The Amityville Horror (1979)
Something you’ll notice about all of these evil-stepparent horrors is that they’re all movies about real estate. Terry O’Quinn’s genre-defining killer is a local realtor. Alan Thicke’s oblivious dad in Stepmonster is an architect and land developer. And then there’s The Amityville Horror, in which a couple moves into a dream home they can only afford because the previous family who lived there was murdered inside. James Brolin stars as the stepfather substitute for Jack Torrance, driven mad by the Bad Vibes of the titular home to the point where he’s axing down the bathroom door to murder his family cowering on the other side. He starts off mildly resentful that his wife’s children call him “George” instead of “Daddy,” escalates to complaining “Those kids of yours need some goddamn discipline,” and eventually settles on “Those kids of yours need to be decapitated.” Overall, the original Amityville is quintessential mainstream 70s horror, in that it’s sometimes deeply chilling, often vaguely boring, and features a grotesquely overqualified Margot Kidder. It’s an essential entry in the evil-stepparent canon, though, not least of all because it’s about a valuable piece of cursed real estate.
Hellraiser (1987)
Enough about evil stepdads.
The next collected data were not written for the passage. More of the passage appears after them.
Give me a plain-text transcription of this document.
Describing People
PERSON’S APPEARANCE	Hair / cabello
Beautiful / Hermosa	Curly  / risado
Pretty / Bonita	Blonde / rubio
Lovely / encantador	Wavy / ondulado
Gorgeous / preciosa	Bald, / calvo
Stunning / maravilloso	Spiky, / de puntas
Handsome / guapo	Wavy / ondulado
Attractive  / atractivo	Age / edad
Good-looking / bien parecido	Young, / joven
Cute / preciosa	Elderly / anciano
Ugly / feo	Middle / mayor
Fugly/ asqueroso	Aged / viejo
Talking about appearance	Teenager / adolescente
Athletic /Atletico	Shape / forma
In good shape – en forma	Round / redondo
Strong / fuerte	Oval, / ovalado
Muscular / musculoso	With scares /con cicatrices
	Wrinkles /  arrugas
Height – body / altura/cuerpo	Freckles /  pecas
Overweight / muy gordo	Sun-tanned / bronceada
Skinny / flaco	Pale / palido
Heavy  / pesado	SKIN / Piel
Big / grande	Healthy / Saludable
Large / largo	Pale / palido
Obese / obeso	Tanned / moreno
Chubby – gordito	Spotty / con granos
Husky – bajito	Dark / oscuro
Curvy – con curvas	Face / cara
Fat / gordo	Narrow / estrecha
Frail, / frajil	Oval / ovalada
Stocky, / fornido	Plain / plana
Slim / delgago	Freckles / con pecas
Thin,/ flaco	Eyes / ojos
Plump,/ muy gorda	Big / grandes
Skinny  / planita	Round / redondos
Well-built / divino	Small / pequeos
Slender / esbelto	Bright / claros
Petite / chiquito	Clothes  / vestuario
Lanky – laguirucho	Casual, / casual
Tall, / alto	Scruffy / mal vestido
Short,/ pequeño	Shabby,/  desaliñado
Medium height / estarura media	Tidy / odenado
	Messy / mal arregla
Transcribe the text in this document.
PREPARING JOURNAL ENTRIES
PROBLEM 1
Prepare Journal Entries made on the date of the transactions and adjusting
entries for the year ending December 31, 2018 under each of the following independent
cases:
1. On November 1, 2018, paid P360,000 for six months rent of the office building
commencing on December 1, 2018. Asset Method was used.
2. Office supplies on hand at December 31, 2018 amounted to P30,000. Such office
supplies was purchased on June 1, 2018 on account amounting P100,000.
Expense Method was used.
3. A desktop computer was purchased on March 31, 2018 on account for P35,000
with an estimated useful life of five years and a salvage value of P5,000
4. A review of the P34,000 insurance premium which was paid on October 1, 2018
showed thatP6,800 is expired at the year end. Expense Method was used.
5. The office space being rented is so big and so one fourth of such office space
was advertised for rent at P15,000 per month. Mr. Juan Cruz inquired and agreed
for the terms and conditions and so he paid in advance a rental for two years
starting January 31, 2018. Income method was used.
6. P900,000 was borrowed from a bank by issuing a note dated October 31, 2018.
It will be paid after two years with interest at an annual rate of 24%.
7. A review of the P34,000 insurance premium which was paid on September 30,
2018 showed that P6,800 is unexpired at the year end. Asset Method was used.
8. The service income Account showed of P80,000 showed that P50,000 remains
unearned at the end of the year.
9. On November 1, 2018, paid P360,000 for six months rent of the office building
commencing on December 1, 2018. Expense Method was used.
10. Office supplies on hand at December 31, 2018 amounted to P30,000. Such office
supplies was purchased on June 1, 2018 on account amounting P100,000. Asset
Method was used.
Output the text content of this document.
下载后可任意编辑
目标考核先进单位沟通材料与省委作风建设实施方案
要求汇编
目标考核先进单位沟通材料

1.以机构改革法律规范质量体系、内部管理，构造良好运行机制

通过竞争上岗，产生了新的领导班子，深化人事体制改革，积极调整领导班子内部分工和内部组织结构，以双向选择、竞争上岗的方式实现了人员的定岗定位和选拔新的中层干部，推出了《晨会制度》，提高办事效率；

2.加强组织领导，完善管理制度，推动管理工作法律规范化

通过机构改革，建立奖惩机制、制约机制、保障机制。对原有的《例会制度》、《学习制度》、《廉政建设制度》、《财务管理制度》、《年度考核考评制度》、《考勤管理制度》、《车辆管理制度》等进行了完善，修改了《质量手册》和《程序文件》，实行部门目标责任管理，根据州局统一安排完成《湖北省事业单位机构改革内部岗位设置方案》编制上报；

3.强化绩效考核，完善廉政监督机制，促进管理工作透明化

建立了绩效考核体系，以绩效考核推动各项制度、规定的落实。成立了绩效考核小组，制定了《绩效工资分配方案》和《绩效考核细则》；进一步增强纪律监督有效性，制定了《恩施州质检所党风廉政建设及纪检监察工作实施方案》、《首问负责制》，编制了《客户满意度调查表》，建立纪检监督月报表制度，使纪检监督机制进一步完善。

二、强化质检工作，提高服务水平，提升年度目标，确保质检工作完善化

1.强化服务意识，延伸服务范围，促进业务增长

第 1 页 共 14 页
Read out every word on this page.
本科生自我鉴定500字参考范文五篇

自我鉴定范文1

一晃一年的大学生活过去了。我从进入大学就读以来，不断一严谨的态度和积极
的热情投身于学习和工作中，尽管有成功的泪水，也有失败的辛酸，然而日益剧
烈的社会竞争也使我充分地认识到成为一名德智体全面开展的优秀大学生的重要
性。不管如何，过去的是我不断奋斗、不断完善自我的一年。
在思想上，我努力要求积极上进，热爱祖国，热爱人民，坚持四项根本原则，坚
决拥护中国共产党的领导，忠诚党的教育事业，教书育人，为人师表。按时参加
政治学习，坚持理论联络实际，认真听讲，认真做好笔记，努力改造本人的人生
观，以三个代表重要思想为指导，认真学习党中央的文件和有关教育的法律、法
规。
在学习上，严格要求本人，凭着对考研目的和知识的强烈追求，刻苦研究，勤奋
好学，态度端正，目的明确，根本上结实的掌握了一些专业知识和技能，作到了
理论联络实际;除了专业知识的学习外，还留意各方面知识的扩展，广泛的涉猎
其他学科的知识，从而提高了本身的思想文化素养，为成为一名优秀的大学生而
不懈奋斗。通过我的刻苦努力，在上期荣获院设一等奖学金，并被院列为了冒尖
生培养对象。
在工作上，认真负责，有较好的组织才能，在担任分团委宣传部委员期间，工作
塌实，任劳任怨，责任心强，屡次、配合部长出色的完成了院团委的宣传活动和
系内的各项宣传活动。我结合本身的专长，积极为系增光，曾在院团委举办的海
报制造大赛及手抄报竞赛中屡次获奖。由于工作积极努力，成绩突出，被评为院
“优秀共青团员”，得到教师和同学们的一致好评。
Fans of Stepmonster deserve some iconic evil-stepmother villainy, for which I’ll direct them to Clive Barker’s cosmic horror masterpiece Hellraiser. The Hellraiser series is remembered for its demonic S&M cenobites Pinhead, Chatterer, Butterball, and—wait for it—The Female, but the scariest villain in the first movie is the stepmother figure, Julia Cotton. Julia is the last stepmother you’d want to have as a vulnerable teenage girl, even further down the list than the tropopkin bride of Stepmonster. Caught up in a torrid affair with your undead sex-pest uncle while neglecting your father, she lures strange men home from the bar for casual hookups, only to murder them with a hammer for her lover’s disgusting amusement. She doesn’t even come to your defense when your uncle hits on you, beckoning “Come to daddy” while wearing your father’s skin as a Halloween mask. “Hellraiser” is already a great title, but maybe this is the movie that should have been called “Stepmonster.”
To my shame, rewatching Hellraiser for this feature was the first time it really clicked with me as one of the all-time greats. I’ve always enjoyed it in parts but was trying to fit it in a Hellbound: Hellraiser II shaped box that did it no favors. Now I’m finally able to embrace the domestic melodrama at its core instead of looking past it for all the lurid, putrid filth that makes it spooky. All it took was a little soul searching about who qualifies as the worst stepparents in the history of horror, a list of which Julia Cotton deserves to rank near the very top.